The opposite is true. The process's ability to produce complex, organic, undercut geometries is one of its primary advantages. LyondellBasell's technical guide confirms that intricate contours and undercuts can be easily molded, with double-wall constructions also feasible. Themed play structures, tunnel systems, and climbing forms with compound curves are manufactured this way precisely because no competing process handles that combination of size, complexity, and hollow construction at comparable tooling cost.


Frequently Asked Questions

What types of plastic are used for rotomolding?

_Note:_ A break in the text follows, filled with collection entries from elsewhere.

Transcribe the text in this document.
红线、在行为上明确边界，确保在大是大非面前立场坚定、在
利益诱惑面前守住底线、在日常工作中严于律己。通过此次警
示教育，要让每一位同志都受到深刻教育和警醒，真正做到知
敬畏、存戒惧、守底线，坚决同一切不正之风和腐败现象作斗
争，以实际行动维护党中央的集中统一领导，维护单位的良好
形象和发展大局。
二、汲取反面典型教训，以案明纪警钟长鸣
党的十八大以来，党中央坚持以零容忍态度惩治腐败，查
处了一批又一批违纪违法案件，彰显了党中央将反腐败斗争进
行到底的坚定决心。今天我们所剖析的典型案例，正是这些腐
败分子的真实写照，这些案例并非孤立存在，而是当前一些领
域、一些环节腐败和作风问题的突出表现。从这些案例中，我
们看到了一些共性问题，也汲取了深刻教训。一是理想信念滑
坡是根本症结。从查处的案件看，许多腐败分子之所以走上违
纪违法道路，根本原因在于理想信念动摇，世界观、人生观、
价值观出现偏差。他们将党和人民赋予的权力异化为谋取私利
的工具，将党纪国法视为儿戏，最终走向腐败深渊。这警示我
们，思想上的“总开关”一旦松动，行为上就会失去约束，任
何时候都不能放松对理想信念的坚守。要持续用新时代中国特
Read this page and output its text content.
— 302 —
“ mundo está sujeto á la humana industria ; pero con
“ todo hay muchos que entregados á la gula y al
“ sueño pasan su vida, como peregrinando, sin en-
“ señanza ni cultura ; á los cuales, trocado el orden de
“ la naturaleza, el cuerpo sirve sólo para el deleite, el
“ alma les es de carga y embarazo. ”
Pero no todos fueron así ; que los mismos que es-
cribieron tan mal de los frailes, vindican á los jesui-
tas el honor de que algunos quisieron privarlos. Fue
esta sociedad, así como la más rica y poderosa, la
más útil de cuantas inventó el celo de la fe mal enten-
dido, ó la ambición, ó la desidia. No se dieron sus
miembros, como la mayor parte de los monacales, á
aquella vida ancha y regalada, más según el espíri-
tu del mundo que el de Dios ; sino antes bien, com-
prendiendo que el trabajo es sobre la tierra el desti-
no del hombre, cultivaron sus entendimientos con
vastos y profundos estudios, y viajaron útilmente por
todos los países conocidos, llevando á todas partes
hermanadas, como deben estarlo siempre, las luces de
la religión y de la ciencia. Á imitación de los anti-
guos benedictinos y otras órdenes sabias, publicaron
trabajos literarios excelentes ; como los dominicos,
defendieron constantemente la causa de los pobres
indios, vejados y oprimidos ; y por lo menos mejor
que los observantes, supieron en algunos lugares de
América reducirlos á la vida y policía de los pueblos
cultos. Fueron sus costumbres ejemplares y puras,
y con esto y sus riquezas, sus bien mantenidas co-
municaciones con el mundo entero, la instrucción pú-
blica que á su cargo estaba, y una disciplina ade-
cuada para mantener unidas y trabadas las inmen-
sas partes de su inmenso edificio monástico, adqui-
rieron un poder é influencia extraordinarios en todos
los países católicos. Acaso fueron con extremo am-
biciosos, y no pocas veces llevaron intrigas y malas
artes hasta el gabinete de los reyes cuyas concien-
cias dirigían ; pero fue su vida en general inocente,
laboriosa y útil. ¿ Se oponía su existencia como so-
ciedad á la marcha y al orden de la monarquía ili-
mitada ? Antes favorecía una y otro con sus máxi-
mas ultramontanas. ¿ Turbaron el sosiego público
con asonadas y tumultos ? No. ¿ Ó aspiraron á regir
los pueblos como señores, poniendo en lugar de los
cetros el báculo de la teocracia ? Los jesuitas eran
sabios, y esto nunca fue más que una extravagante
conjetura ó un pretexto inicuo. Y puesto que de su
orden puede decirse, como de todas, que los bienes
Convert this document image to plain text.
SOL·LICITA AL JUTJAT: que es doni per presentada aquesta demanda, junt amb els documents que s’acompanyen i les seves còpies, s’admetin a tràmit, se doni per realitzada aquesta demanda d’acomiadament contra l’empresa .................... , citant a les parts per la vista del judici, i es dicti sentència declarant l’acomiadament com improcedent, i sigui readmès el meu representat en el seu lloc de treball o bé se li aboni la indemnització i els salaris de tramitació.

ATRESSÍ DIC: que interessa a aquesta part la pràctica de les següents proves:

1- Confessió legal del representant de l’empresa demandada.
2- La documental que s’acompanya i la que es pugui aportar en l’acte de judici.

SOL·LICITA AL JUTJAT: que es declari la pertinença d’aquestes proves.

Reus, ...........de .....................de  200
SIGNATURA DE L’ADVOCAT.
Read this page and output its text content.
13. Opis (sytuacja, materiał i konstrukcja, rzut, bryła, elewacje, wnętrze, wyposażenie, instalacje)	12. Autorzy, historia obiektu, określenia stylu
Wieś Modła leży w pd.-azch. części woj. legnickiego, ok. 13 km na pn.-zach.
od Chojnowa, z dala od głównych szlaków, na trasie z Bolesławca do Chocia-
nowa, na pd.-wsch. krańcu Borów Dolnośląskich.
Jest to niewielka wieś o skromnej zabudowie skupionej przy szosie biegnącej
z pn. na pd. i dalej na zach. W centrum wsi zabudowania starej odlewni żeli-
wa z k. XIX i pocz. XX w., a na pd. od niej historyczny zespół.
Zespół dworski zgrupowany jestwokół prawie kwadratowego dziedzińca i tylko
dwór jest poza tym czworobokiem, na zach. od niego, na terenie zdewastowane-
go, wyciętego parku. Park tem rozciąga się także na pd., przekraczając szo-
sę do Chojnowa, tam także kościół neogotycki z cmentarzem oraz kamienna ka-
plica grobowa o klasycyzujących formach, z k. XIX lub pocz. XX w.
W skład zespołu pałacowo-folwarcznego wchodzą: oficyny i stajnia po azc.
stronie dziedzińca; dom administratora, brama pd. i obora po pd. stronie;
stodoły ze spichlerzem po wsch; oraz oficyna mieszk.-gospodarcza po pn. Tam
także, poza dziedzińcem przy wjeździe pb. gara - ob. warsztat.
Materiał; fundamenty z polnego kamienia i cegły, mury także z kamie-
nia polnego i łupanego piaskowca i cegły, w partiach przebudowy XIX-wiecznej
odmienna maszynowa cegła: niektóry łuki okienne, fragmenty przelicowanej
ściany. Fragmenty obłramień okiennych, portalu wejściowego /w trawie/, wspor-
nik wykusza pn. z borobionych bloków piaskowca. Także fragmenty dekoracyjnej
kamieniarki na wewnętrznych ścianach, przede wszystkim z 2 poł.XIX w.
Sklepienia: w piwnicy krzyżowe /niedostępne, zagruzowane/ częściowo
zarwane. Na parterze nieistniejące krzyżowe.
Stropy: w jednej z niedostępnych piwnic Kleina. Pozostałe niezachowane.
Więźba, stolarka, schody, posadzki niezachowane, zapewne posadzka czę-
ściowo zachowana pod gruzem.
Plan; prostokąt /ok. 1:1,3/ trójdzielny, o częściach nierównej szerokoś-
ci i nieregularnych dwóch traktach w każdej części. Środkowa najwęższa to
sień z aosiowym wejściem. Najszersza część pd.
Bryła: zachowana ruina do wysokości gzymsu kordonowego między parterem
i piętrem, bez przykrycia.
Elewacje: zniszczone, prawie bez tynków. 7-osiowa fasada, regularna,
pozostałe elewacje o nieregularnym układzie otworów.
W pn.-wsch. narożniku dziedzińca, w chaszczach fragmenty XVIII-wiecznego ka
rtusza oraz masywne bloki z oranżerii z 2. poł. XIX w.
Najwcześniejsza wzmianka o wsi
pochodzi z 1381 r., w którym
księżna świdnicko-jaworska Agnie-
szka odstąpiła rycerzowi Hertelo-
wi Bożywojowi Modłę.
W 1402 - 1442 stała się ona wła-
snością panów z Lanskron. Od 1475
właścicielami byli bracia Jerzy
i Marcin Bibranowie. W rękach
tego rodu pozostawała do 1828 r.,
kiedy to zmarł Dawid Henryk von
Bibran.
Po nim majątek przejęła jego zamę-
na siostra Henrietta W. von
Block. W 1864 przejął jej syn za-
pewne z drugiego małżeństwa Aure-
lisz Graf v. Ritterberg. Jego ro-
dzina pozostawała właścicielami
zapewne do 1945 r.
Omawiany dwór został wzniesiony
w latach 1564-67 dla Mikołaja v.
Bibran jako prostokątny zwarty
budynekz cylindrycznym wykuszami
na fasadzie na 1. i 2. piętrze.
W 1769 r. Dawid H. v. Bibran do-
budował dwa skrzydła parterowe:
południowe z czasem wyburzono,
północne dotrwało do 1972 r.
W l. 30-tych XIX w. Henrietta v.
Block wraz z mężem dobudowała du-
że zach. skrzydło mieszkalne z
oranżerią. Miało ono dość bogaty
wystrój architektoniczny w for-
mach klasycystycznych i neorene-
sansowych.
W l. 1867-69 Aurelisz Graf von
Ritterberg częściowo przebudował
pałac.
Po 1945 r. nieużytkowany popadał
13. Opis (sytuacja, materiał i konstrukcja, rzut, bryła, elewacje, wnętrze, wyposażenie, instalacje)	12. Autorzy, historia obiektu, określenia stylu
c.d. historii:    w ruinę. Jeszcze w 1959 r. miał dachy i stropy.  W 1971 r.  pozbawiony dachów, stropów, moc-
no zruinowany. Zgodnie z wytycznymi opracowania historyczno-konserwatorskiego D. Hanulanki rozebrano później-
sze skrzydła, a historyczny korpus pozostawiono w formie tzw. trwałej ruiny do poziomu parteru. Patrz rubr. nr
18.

Polyethylene accounts for approximately 84% of all rotomolding resin use. For playground equipment, LLDPE and HDPE are the standard grades — selected for impact resistance, UV stability, and appropriate melt-flow characteristics. Nylon and polypropylene are used occasionally for specialist applications requiring higher temperature resistance or specific surface properties.

How does rotomolding compare to other plastic molding methods?

Rotomolding is a low-pressure process suited to large, hollow, complex shapes at relatively low tooling cost. Injection molding is faster but limited to small solid parts and cannot produce large hollow geometries. Blow molding handles simpler hollow forms but can't match rotomolding's design complexity or part scale.

What products are made using rotomolding?

Playground slides, climbing structures, tunnels, and themed play panels are common examples. Beyond playgrounds, the process serves storage tanks, canoes, kayaks, traffic barricades, refuse containers, and industrial tanks from 5 to 22,000 gallons — making it a go-to method for large hollow parts across many industries.

What is the spinning playground equipment called?

Spinning playground equipment is commonly called a roundabout, merry-go-round, or spinner. Rotomolded components are frequently used in their construction for the same reasons as other playground equipment: seamless construction, impact resistance, and the design flexibility to produce curved, complex forms without sharp exposed edges.

How long does rotomolded playground equipment last?

Service life depends on resin quality, UV stabilizer concentration, and environmental exposure. GameTime, a major playground equipment manufacturer, offers a 15-year limited warranty on its rotationally molded products, though actual longevity varies by product and installation conditions.

What safety standards apply to rotomolded playground equipment?

In the US, public playground equipment is evaluated against ASTM F1487. In Europe, the applicable standard is EN 1176. In Canada, CSA Z614 governs children's playground equipment and surfacing. Rotomolded construction's seamless, joint-free nature and polyethylene's impact resistance both support compliance with the structural integrity and entrapment requirements within these standards.